The political economy in the United States was pro-business in the years prior to the crisis, favouring
deregulation of the financial market and lessening governmental control. It facilitated excessive risk-
taking and unsustainable lending practises, which had enabled the development of sophisticated
financial products like mortgage-backed securities(MBS) and collateralized debt obligations (CDOs)
that were advertised as low-risk, high-return investments began to proliferate and were offered for
sale to investors all over the world. These instruments frequently drew their inspiration from
subprime mortgages, or loans given to individuals with bad credit or insufficient resources.

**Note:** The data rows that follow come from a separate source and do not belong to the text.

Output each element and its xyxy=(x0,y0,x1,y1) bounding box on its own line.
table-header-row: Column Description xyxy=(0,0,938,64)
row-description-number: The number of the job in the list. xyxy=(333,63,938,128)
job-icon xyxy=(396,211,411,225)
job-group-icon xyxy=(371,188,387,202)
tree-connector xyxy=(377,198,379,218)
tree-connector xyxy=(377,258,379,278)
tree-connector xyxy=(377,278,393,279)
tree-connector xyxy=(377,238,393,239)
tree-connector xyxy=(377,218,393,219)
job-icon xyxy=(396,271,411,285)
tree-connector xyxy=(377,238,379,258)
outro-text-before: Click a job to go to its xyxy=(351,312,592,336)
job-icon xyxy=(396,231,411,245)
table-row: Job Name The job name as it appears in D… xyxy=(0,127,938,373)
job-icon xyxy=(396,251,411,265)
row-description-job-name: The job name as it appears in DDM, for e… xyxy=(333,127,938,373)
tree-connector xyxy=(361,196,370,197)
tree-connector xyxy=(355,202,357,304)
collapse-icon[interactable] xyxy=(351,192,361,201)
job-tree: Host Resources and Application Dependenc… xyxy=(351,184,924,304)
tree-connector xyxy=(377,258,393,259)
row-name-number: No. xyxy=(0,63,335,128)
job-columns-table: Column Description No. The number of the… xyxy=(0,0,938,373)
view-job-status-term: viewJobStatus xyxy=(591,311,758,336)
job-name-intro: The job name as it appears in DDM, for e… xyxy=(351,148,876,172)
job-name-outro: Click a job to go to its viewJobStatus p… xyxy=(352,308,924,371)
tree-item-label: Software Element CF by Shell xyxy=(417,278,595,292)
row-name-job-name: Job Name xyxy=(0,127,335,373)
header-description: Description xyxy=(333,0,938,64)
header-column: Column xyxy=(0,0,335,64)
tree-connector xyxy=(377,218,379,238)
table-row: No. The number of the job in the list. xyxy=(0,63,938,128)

These laws and practises caused the housing market to become increasingly inflated, with
skyrocketing home values and lenders giving credit to borrowers who couldn't afford the payments.
As the bubble burst in 2008, it set off a global financial crisis that resulted in a severe recession and
wide-spread economic turmoil.

The housing bubble collapse was greatly influenced by the political economy of the United States, as
short-term benefits over long-term stability were valued by policymakers and business leaders.

During the crisis:

When the bubble eventually burst in 2007, the underlying political economy played a crucial
role in the severity of the crisis. The lack of regulation and oversight allowed lenders to
engage in predatory lending practices, while the government's focus on promoting
homeownership incentivized excessive risk-taking. The result was a financial crisis that had
far-reaching consequences for the United States and the global economy. The government-
sponsored enterprises (GSEs), Fannie Mae and Freddie Mac, also played a significant role in
the crisis, as they purchased large volumes of subprime mortgage-backed securities, thereby
helping to fuel the housing bubble.

Immediate post crisis

After the housing bubble burst in 2008, the number of foreclosed


homes available for investors surged. That actually helped
homeowners who held properties that lost value, especially those
that were underwater.
In the aftermath of the crisis, the government took a number of steps to address the
underlying political economy factors that had contributed to the crisis. The Dodd-Frank Act,
which was passed in 2010, introduced a range of new regulations designed to strengthen
financial oversight and reduce the risk of future financial crises. The government also took
steps to reform the GSEs, with the aim of reducing their exposure to risk and ensuring that
they operated in a more transparent and accountable manner.